YSU CREU 2013/2014 Project Blog: December 2013

Monday, December 2, 2013

Week 11/25/13

I hope everyone had a nice Thanksgiving Break! I've been doing quite a bit of book keeping this week in between black friday and cyber monday shopping.

First, I submitted an abstract to the 2013 National Conference on Undergraduate Research. If it is accepted, we will be going to the University of Kentucky on April 3 to give an oral presentation. This will be the first opportunity to present this research, so I am very excited!

I also wrote a proposal for the Undergraduate Student Research Grant at my home university. I made it in LaTeX, so it is looking pretty sharp. I am going to try to get it approved by my advisors and the chair of the computer science and information systems department tomorrow. We are trying to get funding for various research supplies. Wish me luck!

I am also working on a painfully detailed procedural list, for all the papers we have read thus far. We should be able to work directly off this list, to reproduce some of the previous work before fully implementing our new system.

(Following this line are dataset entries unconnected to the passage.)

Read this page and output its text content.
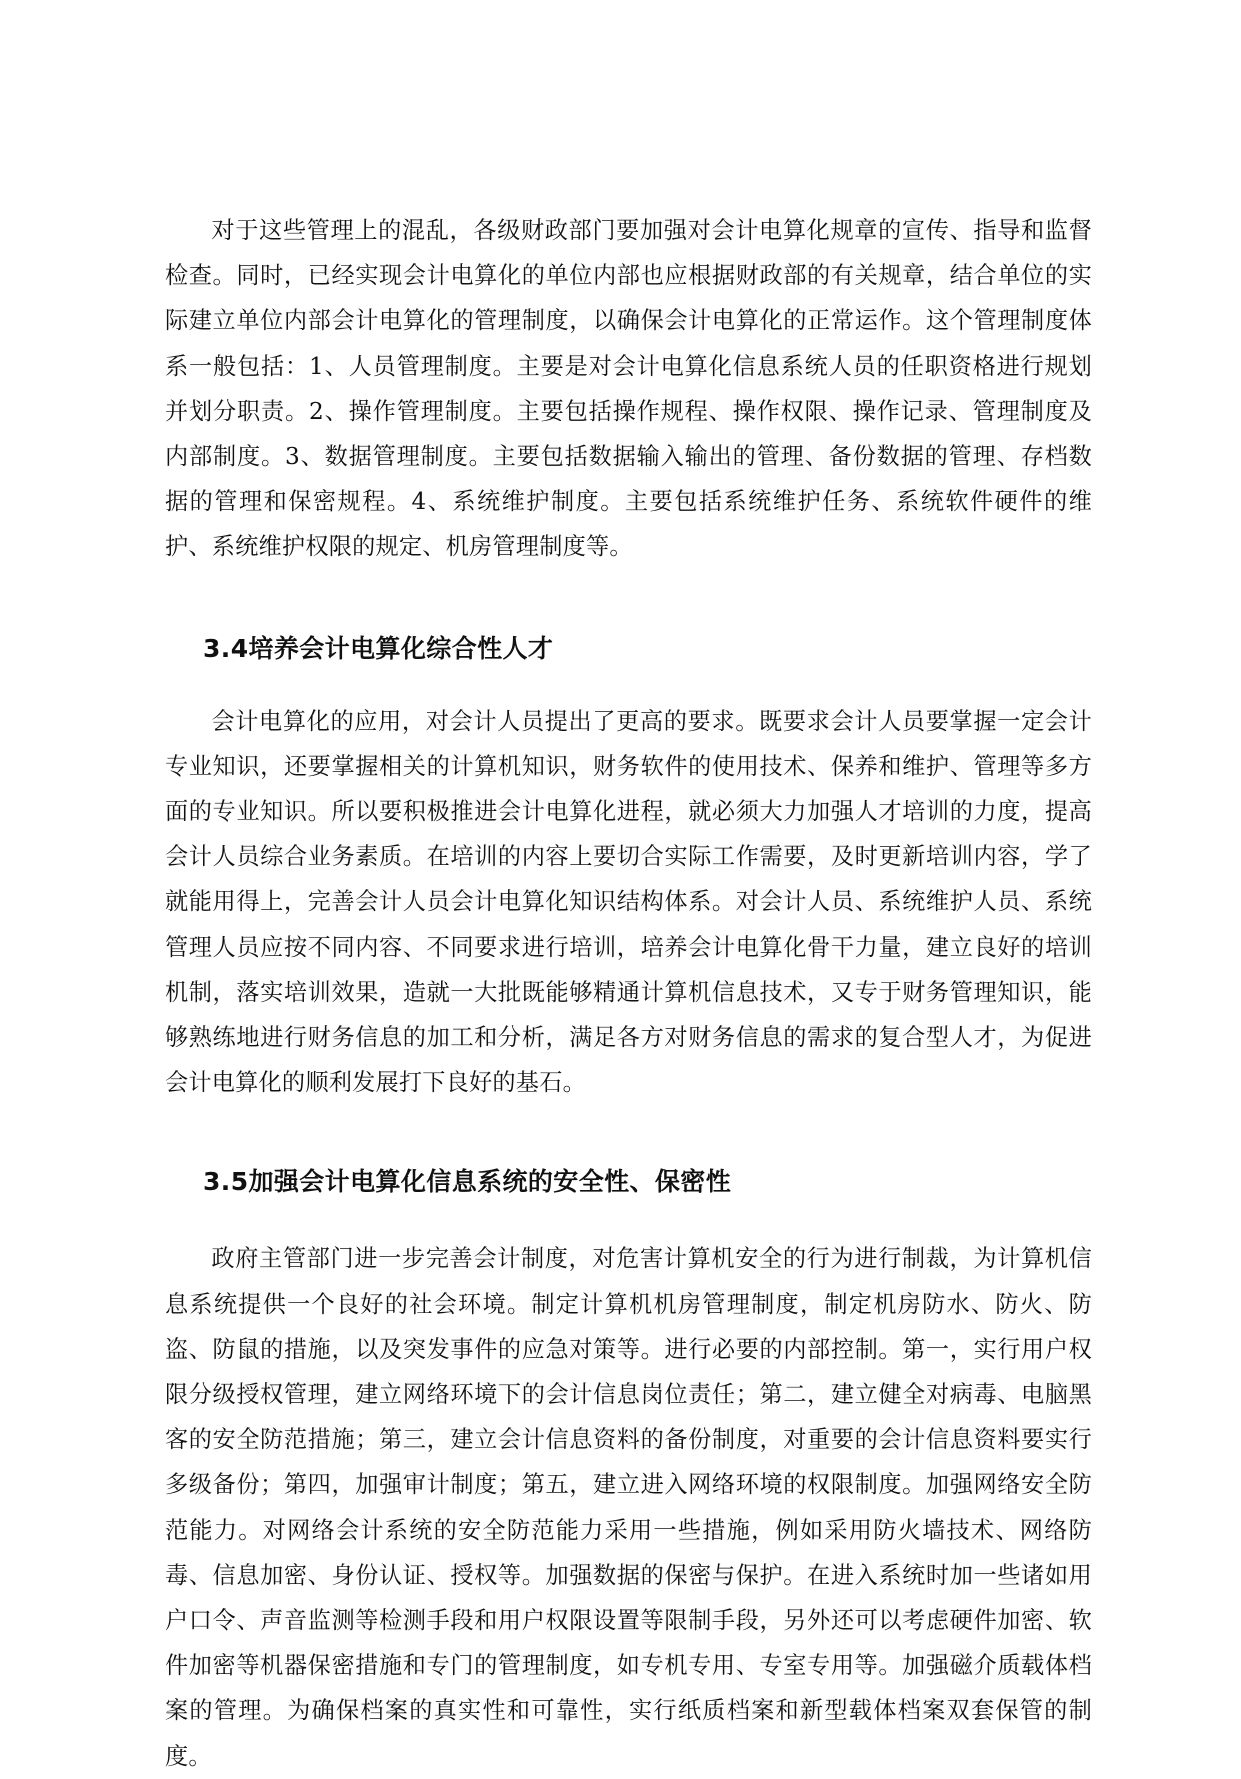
对于这些管理上的混乱，各级财政部门要加强对会计电算化规章的宣传、指导和监督检查。同时，已经实现会计电算化的单位内部也应根据财政部的有关规章，结合单位的实际建立单位内部会计电算化的管理制度，以确保会计电算化的正常运作。这个管理制度体系一般包括：1、人员管理制度。主要是对会计电算化信息系统人员的任职资格进行规划并划分职责。2、操作管理制度。主要包括操作规程、操作权限、操作记录、管理制度及内部制度。3、数据管理制度。主要包括数据输入输出的管理、备份数据的管理、存档数据的管理和保密规程。4、系统维护制度。主要包括系统维护任务、系统软件硬件的维护、系统维护权限的规定、机房管理制度等。

3.4培养会计电算化综合性人才

会计电算化的应用，对会计人员提出了更高的要求。既要求会计人员要掌握一定会计专业知识，还要掌握相关的计算机知识，财务软件的使用技术、保养和维护、管理等多方面的专业知识。所以要积极推进会计电算化进程，就必须大力加强人才培训的力度，提高会计人员综合业务素质。在培训的内容上要切合实际工作需要，及时更新培训内容，学了就能用得上，完善会计人员会计电算化知识结构体系。对会计人员、系统维护人员、系统管理人员应按不同内容、不同要求进行培训，培养会计电算化骨干力量，建立良好的培训机制，落实培训效果，造就一大批既能够精通计算机信息技术，又专于财务管理知识，能够熟练地进行财务信息的加工和分析，满足各方对财务信息的需求的复合型人才，为促进会计电算化的顺利发展打下良好的基石。

3.5加强会计电算化信息系统的安全性、保密性

政府主管部门进一步完善会计制度，对危害计算机安全的行为进行制裁，为计算机信息系统提供一个良好的社会环境。制定计算机机房管理制度，制定机房防水、防火、防盗、防鼠的措施，以及突发事件的应急对策等。进行必要的内部控制。第一，实行用户权限分级授权管理，建立网络环境下的会计信息岗位责任；第二，建立健全对病毒、电脑黑客的安全防范措施；第三，建立会计信息资料的备份制度，对重要的会计信息资料要实行多级备份；第四，加强审计制度；第五，建立进入网络环境的权限制度。加强网络安全防范能力。对网络会计系统的安全防范能力采用一些措施，例如采用防火墙技术、网络防毒、信息加密、身份认证、授权等。加强数据的保密与保护。在进入系统时加一些诸如用户口令、声音监测等检测手段和用户权限设置等限制手段，另外还可以考虑硬件加密、软件加密等机器保密措施和专门的管理制度，如专机专用、专室专用等。加强磁介质载体档案的管理。为确保档案的真实性和可靠性，实行纸质档案和新型载体档案双套保管的制度。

I am making progress on preprocessing our data. I am following along with a tutorial to produce a vector space model that we can apply a similarity measure to. We will probably start off with cosine similarity, but if I feel ambitious I might implement either the Dice or Jaccard similarity as well.

Have a nice day!

Week 11/11/13 and 11/18/13

I wrote more python code this week. At this point, my program will go through a dataset and find all duplicate bug reports. Once it finds a bug report it checks to see if the master of that bug is also in the data set. If the master is in the set, it adds the duplicate to our new data set. Otherwise, it does not include the report, since this is not logical to include unmastered duplicates in our research. It also adds all singleton bug reports that without duplicates. We tested it on our small eclipse data set. We actually got a surprising result. Out of the 1001 bug reports in the data set there were 84 duplicates. My program then determined that of these 84 duplicates, only 22 of them had master in the set! This shockingly low number may be due to the fact that we chose such a small chunk of data to test it on. We will have to look into this fact more later. I was also able to begin some of the data preprocessing via python. I am currently able to tokenize, remove stop words, normalize, stem, legitimize, and detect N-grams with ease. Creating a vector space model and trying out some similarity measurements should be finished by next week.

I also read an interesting initial report, that gave basic statistics on 9 bug repositories (some of which we plan on studying). It found:

Percentage of duplicate reports
Amount of time spent processing duplicate and non duplicates
How long reporters look for duplicates before submitting a new report
Total number of reports submitted daily
How many duplicates are submitted by frequent posters

One surprising statistic said that over 90% of duplicate bug reports are actual submitted by sporadic users. It gave us a few ideas for what to look into.